One important architectural principle that Spector follows, especially with buildings in Jerusalem, is to create designs that were contextual, buildings that fit into their surroundings. When Spector was asked in the early 1990s to design the YMCA expansion, he came up against YMCA officials who wanted large tennis courts and large soccer arenas, but Spector argued that such a large building would overwhelm the adjacent existing YMCA building – it would not be contextual.
“The complex in the eyes of these officials,” he explains, “became more important than the Y. It was so big. There was no open space.
When I suggested putting the sports complex underground, I thought they would fire me on the spot because they wanted to show that they were building a big building, and that they were powerful.” Coming up with the creative compromise of building the entire project below ground, Spector designed a sports complex with its roof a 7,000 square foot public park that is surrounded by a luxury apartment complex of 200 units.
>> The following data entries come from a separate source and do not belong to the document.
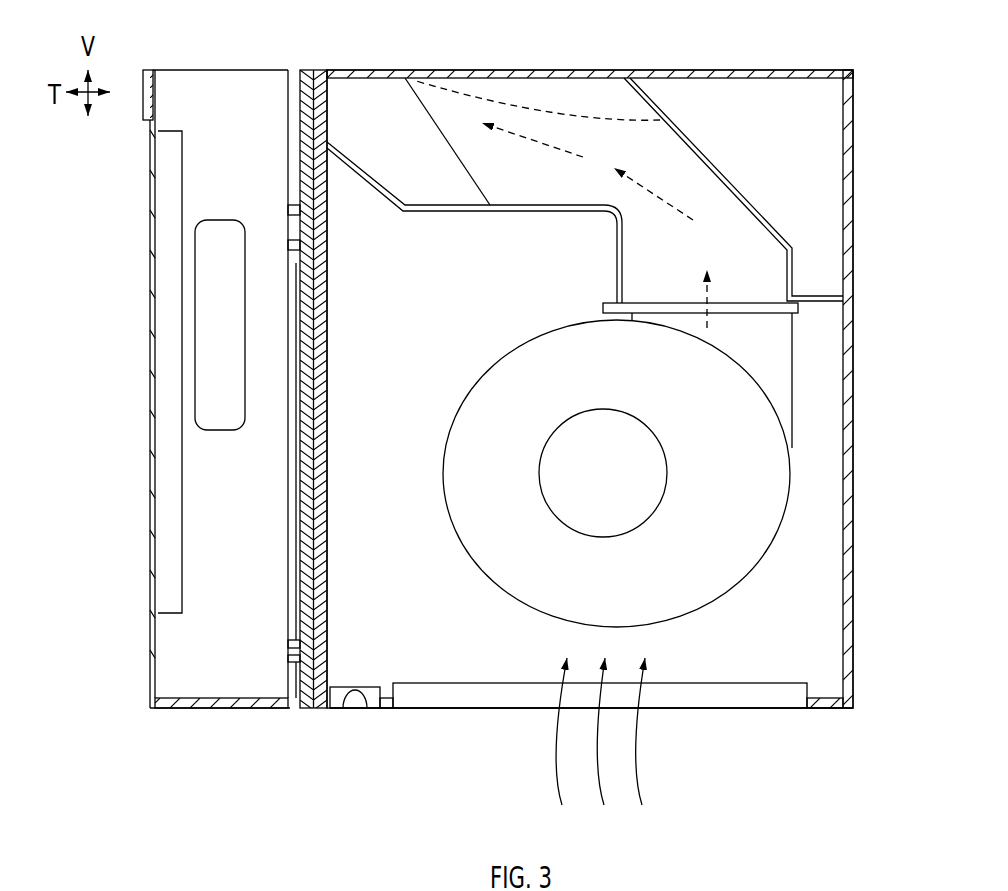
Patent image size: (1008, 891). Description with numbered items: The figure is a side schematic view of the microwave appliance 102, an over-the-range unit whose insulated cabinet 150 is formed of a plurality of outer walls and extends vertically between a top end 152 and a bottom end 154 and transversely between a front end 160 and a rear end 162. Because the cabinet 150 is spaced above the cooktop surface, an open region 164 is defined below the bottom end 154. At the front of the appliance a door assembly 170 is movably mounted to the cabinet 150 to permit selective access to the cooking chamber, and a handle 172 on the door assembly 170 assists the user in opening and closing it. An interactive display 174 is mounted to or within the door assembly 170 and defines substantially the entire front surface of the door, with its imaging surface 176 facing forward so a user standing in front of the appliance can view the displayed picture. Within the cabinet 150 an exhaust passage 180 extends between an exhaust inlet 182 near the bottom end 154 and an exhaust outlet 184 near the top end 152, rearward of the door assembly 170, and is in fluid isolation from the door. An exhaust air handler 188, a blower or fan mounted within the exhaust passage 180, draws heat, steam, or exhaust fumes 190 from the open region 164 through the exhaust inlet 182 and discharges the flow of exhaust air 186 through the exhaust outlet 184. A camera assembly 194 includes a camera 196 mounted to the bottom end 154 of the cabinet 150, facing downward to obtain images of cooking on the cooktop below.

The microwave appliance 102 is at (891, 103).
The cabinet 150 is at (763, 69).
The top end 152 is at (679, 56).
The bottom end 154 is at (824, 726).
The front end 160 is at (297, 696).
The rear end 162 is at (873, 305).
The open region 164 is at (734, 812).
The door assembly 170 is at (151, 389).
The handle 172 is at (219, 218).
The interactive display 174 is at (166, 445).
The imaging surface 176 is at (148, 409).
The exhaust passage 180 is at (743, 217).
The exhaust inlet 182 is at (719, 712).
The exhaust outlet 184 is at (358, 67).
The flow of exhaust air 186 is at (661, 195).
The exhaust air handler 188 is at (794, 480).
The exhaust fumes 190 is at (554, 745).
The camera assembly 194 is at (369, 685).
The camera 196 is at (354, 711).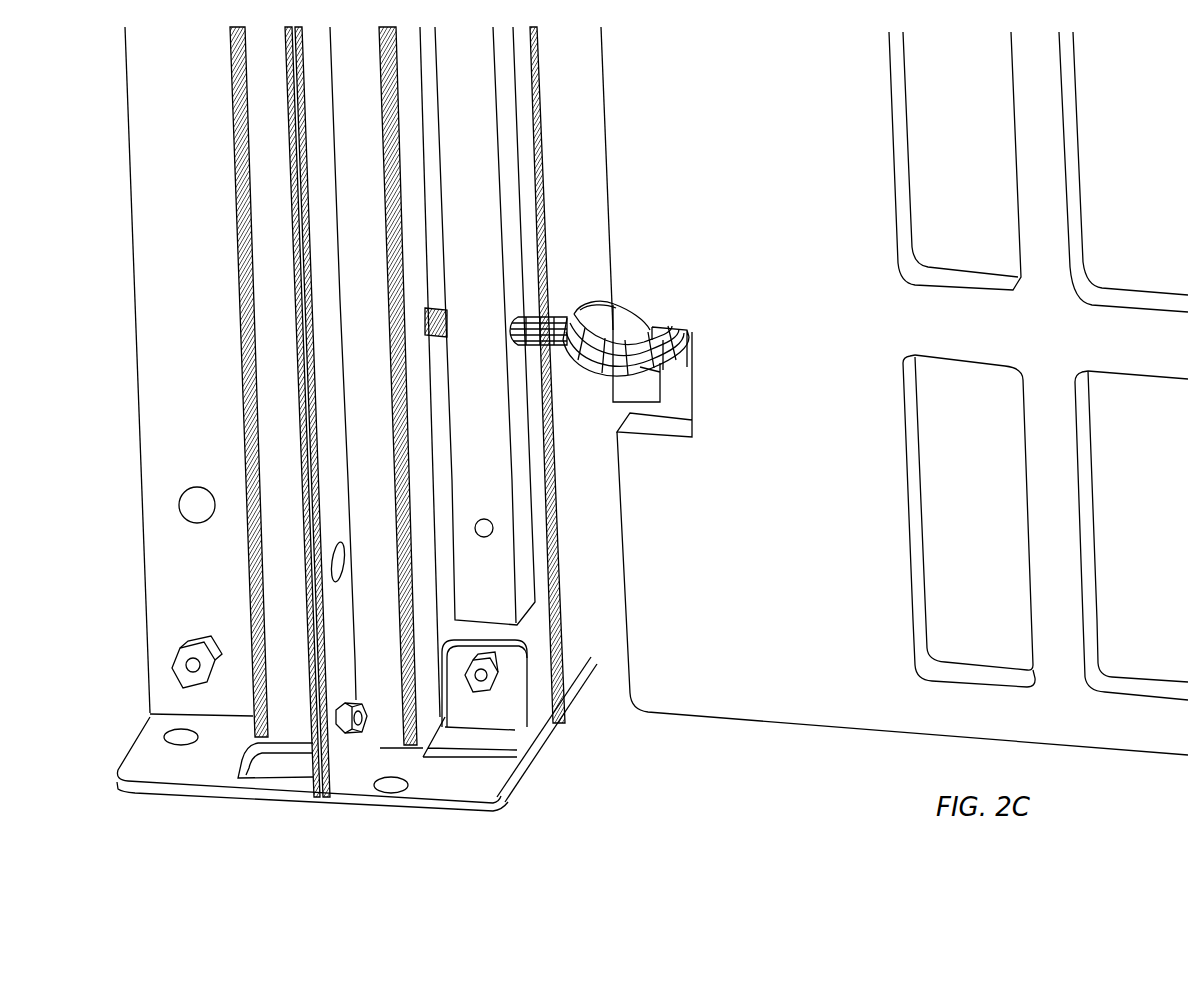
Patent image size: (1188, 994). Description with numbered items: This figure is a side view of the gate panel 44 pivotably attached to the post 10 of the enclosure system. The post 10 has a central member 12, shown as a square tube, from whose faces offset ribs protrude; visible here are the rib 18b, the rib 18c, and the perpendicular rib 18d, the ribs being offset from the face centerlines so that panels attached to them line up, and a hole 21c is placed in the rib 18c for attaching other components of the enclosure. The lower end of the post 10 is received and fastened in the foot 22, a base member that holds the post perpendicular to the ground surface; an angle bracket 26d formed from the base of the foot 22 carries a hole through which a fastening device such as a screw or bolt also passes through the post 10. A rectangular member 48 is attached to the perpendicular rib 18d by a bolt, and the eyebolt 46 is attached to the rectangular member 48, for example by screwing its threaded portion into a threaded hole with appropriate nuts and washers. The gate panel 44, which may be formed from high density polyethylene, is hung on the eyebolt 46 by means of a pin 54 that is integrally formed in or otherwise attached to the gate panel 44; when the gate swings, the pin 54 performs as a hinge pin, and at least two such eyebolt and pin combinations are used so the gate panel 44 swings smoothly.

The post 10 is at (140, 577).
The central member 12 is at (263, 308).
The rib 18b is at (336, 763).
The rib 18c is at (172, 387).
The perpendicular rib 18d is at (543, 700).
The hole 21c is at (178, 503).
The foot 22 is at (128, 742).
The angle bracket 26d is at (503, 710).
The gate panel 44 is at (739, 724).
The eyebolt 46 is at (610, 305).
The rectangular member 48 is at (483, 233).
The pin 54 is at (642, 393).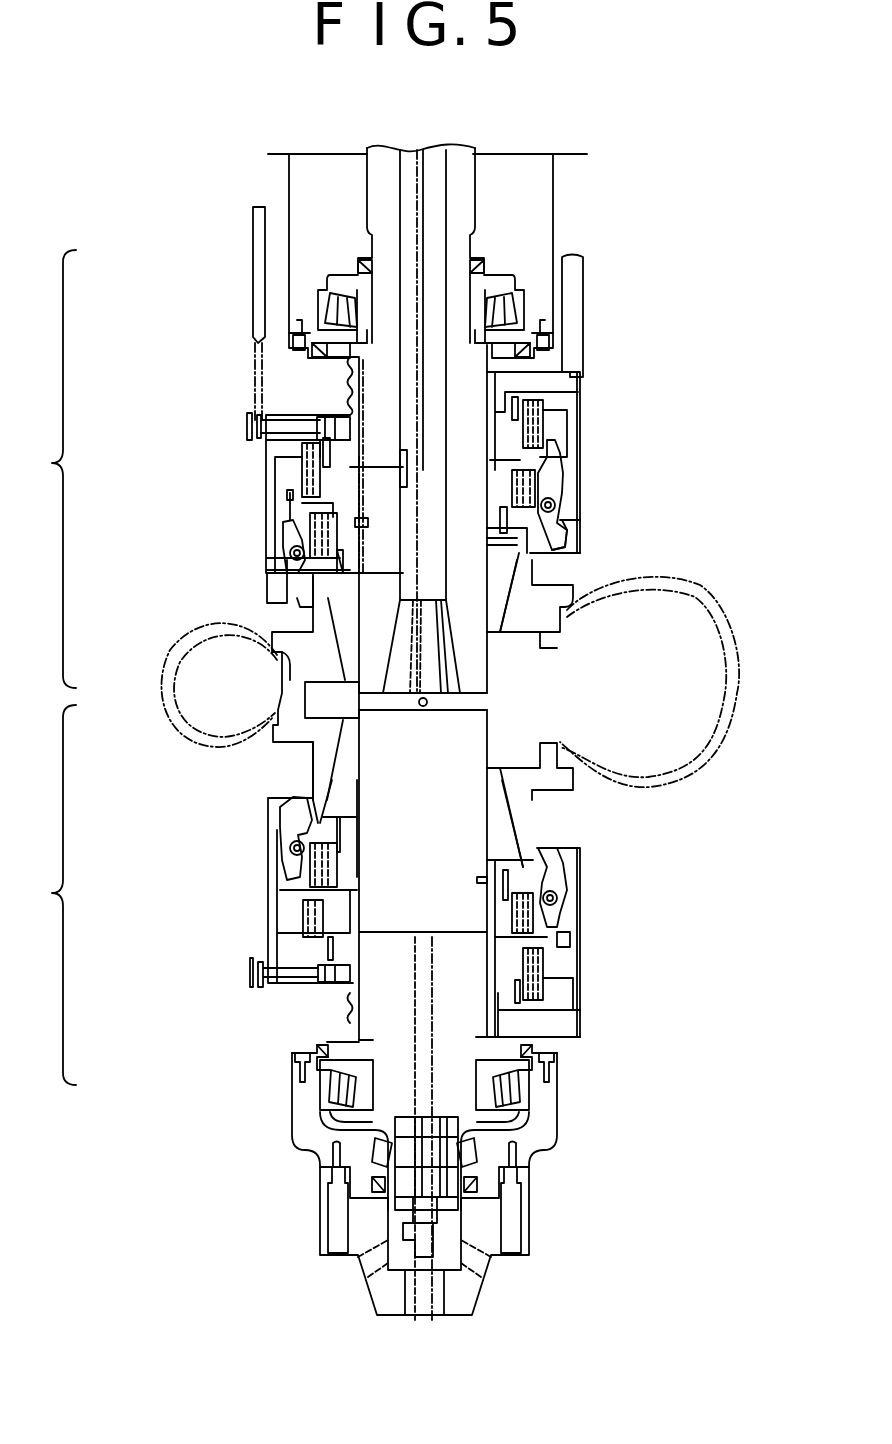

Unable to avoid one of Jerusalem’s decades-long controversies over how high its skyscrapers should be built, Spector has been caught pincer-like between developers unfazed by city zoning restrictions on skyscrapers’ heights and residents who balk at efforts to defy those restrictions. He has watched with frustration his own efforts to work with developers when those projects become mired in official bureaucracy. Having designed a high-rise hotel in Jerusalem for the Four Seasons hotel chain, he says he has no idea if it will be built after urban planners insisted it be redesigned on a smaller scale.
“Jerusalem is a city that is mostly 3-4 story buildings with red roofs, and all of a sudden you are in the 21st century and somebody is asking you to design a very compact building of 100,000 square meters,” he says. “You can’t do that with three stories and red roofs.”
He has also designed a hotel in Jerusalem next to the 20-story Leonardo Plaza Hotel, after being told by officials that he can build no higher than the Plaza. The hotel remains on paper only, after a 20-year effort to launch the project has yet to bear fruit.
Scoffing at the idea of retiring, Arthur Spector, while happily talking about his past projects, appears ready and willing to take on even grander architecture for Jerusalem, and the world.